June 2024

IZA DP No. 17080: Breastfeeding and Child Development Outcomes across Early Childhood and Adolescence: Doubly Robust Estimation with Machine Learning

Md Mohsan Khudri, Andrew Hussey

Using data from the Panel Study of Income Dynamics, we estimate the impact of breastfeeding initiation and duration on multiple cognitive, health, and behavioral outcomes spanning early childhood through adolescence. To mitigate the potential bias from misspecification, we employ a doubly robust (DR) estimation method, addressing misspecification in either the treatment or outcome models while adjusting for selection effects.

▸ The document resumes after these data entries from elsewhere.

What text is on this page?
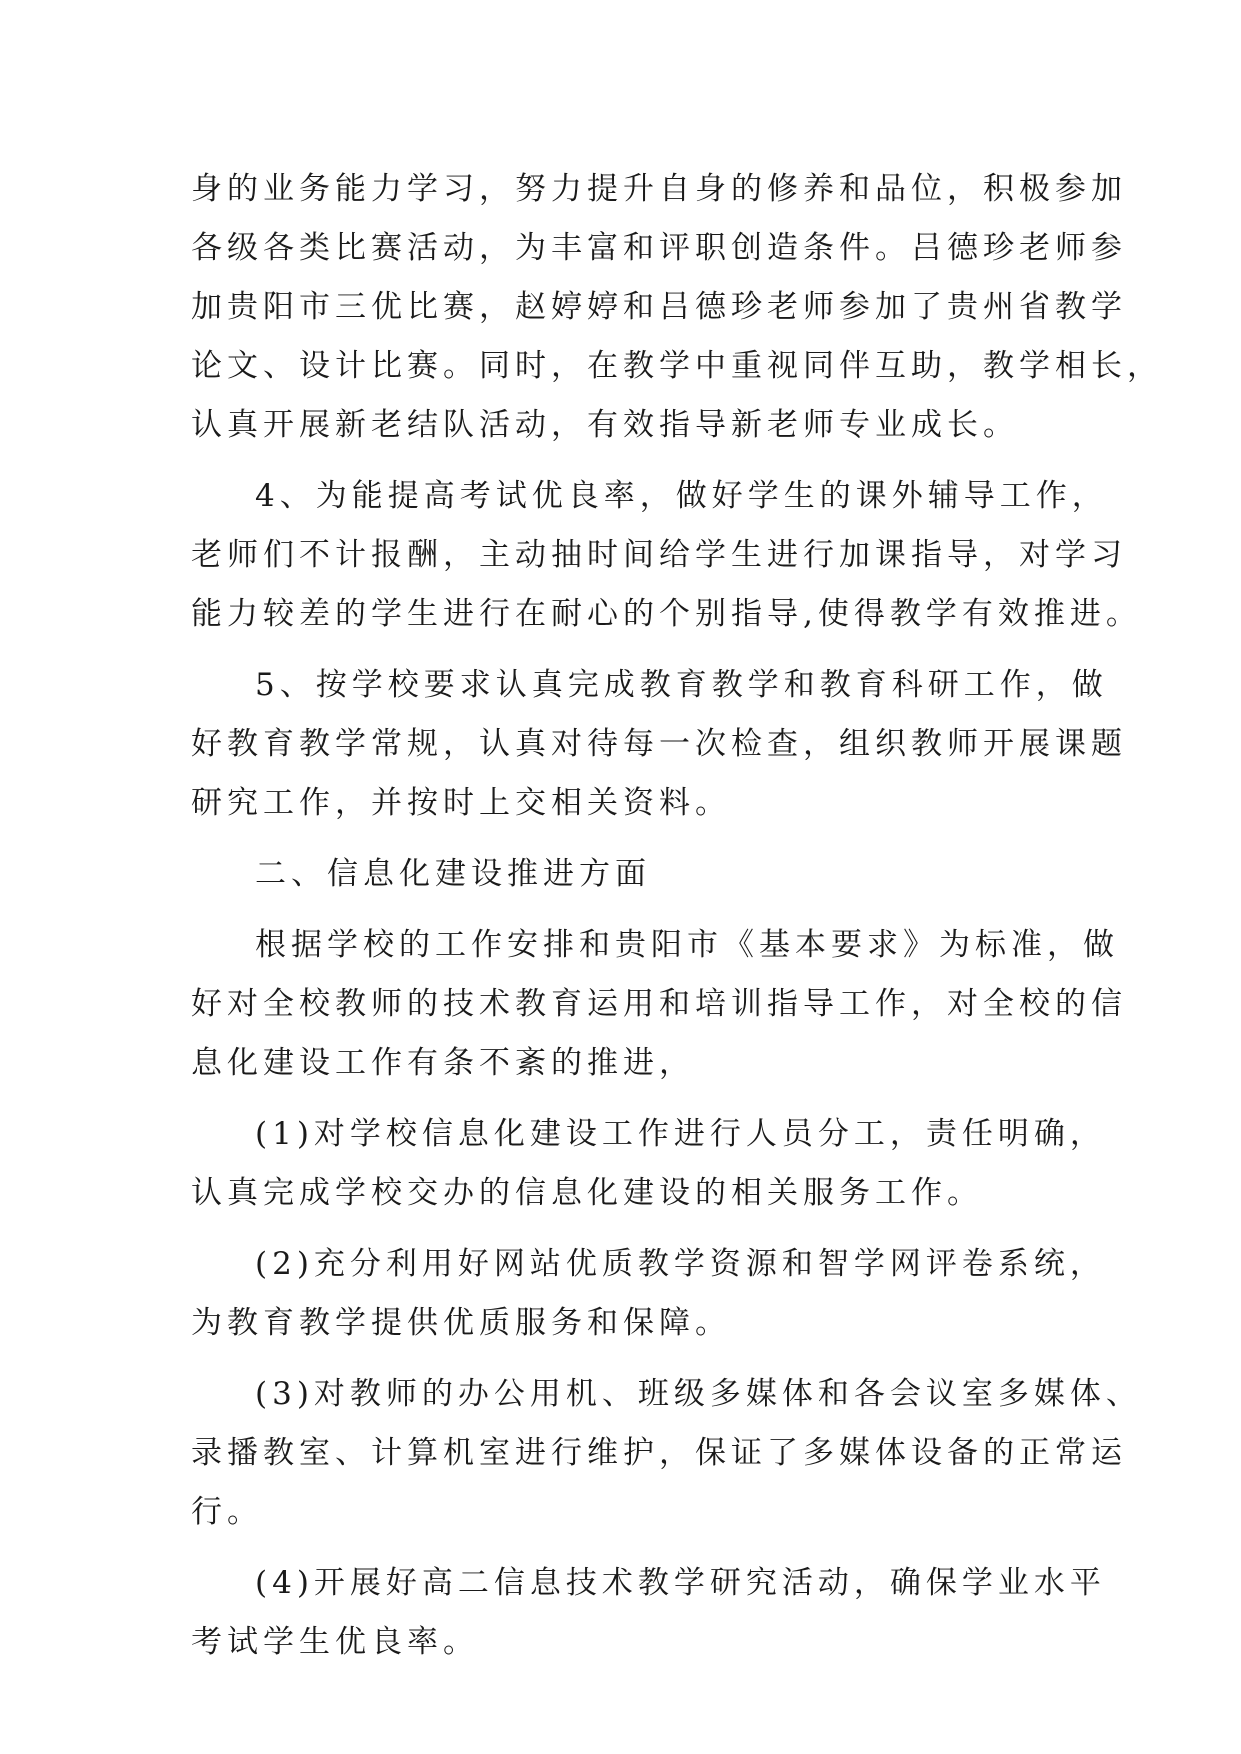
身的业务能力学习，努力提升自身的修养和品位，积极参加
各级各类比赛活动，为丰富和评职创造条件。吕德珍老师参
加贵阳市三优比赛，赵婷婷和吕德珍老师参加了贵州省教学
论文、设计比赛。同时，在教学中重视同伴互助，教学相长，
认真开展新老结队活动，有效指导新老师专业成长。
4、为能提高考试优良率，做好学生的课外辅导工作，
老师们不计报酬，主动抽时间给学生进行加课指导，对学习
能力较差的学生进行在耐心的个别指导,使得教学有效推进。
5、按学校要求认真完成教育教学和教育科研工作，做
好教育教学常规，认真对待每一次检查，组织教师开展课题
研究工作，并按时上交相关资料。
二、信息化建设推进方面
根据学校的工作安排和贵阳市《基本要求》为标准，做
好对全校教师的技术教育运用和培训指导工作，对全校的信
息化建设工作有条不紊的推进，
(1)对学校信息化建设工作进行人员分工，责任明确，
认真完成学校交办的信息化建设的相关服务工作。
(2)充分利用好网站优质教学资源和智学网评卷系统，
为教育教学提供优质服务和保障。
(3)对教师的办公用机、班级多媒体和各会议室多媒体、
录播教室、计算机室进行维护，保证了多媒体设备的正常运
行。
(4)开展好高二信息技术教学研究活动，确保学业水平
考试学生优良率。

Our novel approach is to use and evaluate a battery of supervised machine learning (ML) algorithms to improve propensity score (PS) estimates. We demonstrate that the gradient boosting machine (GBM) algorithm removes bias more effectively and minimizes other prediction errors compared to logit and probit models as well as alternative ML algorithms. Across all outcomes, our DR-GBM estimation generally yields lower estimates than OLS, DR, and PS matching using standard and alternative ML algorithms and even sibling fixed effects estimates. We find that having been breastfed is significantly linked to multiple improved early cognitive outcomes, though the impact reduces somewhat with age. In contrast, we find mixed evidence regarding the impact of breastfeeding on non-cognitive (health and behavioral) outcomes, with effects being most pronounced in adolescence. Our results also suggest relatively higher cognitive benefits for children of minority mothers and children of mothers with at least some post-high school education, and minimal marginal benefits of breastfeeding duration beyond 12 months for cognitive outcomes and 6 months for non-cognitive outcomes.